What is a Milling Cutter?
The fly mill is just one example of a milling cutter. As with drill bits, these are rotary tools used on CNC machining centers, live-tool lathes, and yes, manual milling machines. But where a drill bit's cutting edges are positioned at the very end of the tool, limiting it to axial material removal (i.e., holemaking), a milling tool also boasts cutting edges along its periphery, allowing it to remove material radially, from side to side. A huge variety of such tools exists:
- The fly mill just discussed is a type of face mill, used to produce flat surfaces on metal and plastic workpieces. They are rarely found on CNC machining centers.
- Slotting mills and slitting cutters are just as their name describes, able to cut slots and narrow slits respectively in the tops and sides of parts.
- Dovetail tools are a special type of milling cutter that machines the angled grooves needed to join many machinery components.

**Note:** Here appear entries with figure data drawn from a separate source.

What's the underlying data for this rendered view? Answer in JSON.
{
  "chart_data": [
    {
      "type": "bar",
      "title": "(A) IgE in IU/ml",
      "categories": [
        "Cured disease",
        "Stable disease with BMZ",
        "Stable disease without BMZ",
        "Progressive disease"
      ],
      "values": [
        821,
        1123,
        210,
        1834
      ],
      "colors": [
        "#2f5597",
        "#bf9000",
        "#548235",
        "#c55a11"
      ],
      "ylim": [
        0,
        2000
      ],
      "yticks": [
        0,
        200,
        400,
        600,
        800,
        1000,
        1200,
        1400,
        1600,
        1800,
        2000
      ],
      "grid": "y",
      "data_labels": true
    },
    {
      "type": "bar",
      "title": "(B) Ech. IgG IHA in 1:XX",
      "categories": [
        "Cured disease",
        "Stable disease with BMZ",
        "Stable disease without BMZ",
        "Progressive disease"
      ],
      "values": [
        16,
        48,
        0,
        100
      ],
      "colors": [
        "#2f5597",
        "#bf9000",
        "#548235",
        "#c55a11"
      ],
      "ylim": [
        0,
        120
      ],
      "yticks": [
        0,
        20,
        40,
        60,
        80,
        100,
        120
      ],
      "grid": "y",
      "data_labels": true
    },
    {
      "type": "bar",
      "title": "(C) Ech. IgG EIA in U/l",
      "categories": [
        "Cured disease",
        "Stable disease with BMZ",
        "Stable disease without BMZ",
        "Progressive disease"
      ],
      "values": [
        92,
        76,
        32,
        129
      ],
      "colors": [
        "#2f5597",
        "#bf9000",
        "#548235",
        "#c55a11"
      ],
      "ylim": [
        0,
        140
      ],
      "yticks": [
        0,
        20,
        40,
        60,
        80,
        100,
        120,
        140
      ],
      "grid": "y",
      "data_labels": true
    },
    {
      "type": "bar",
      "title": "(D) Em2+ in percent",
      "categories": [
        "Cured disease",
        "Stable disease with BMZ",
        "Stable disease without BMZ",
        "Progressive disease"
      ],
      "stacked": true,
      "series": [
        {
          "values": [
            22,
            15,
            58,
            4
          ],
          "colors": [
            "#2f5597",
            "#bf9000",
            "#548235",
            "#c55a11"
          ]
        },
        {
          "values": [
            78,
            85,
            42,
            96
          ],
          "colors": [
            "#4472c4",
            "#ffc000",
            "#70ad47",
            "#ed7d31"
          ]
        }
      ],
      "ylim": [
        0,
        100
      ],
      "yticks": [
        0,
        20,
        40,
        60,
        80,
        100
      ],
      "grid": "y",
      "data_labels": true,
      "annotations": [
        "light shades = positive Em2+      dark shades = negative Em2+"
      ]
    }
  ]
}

- Similarly, gear cutters (also known as hobs) are used to cut gear forms, splines, and sprockets. For the most part, they require dedicated machinery.
Each of these is an application-specific cutter, limited to relatively small amounts of material removal and the creation of distinct part features. In a moment, we'll talk about the more general-purpose tools—the end mills, shell mills, and other workhorses of the machining industry. For now, though, it’s important to recognize that all milling tools (with one or two exceptions) are just as described previously—multi-toothed rotary cutters that utilize a shearing action to remove material along the periphery of the tool and, in some instances, can act like a drill as well.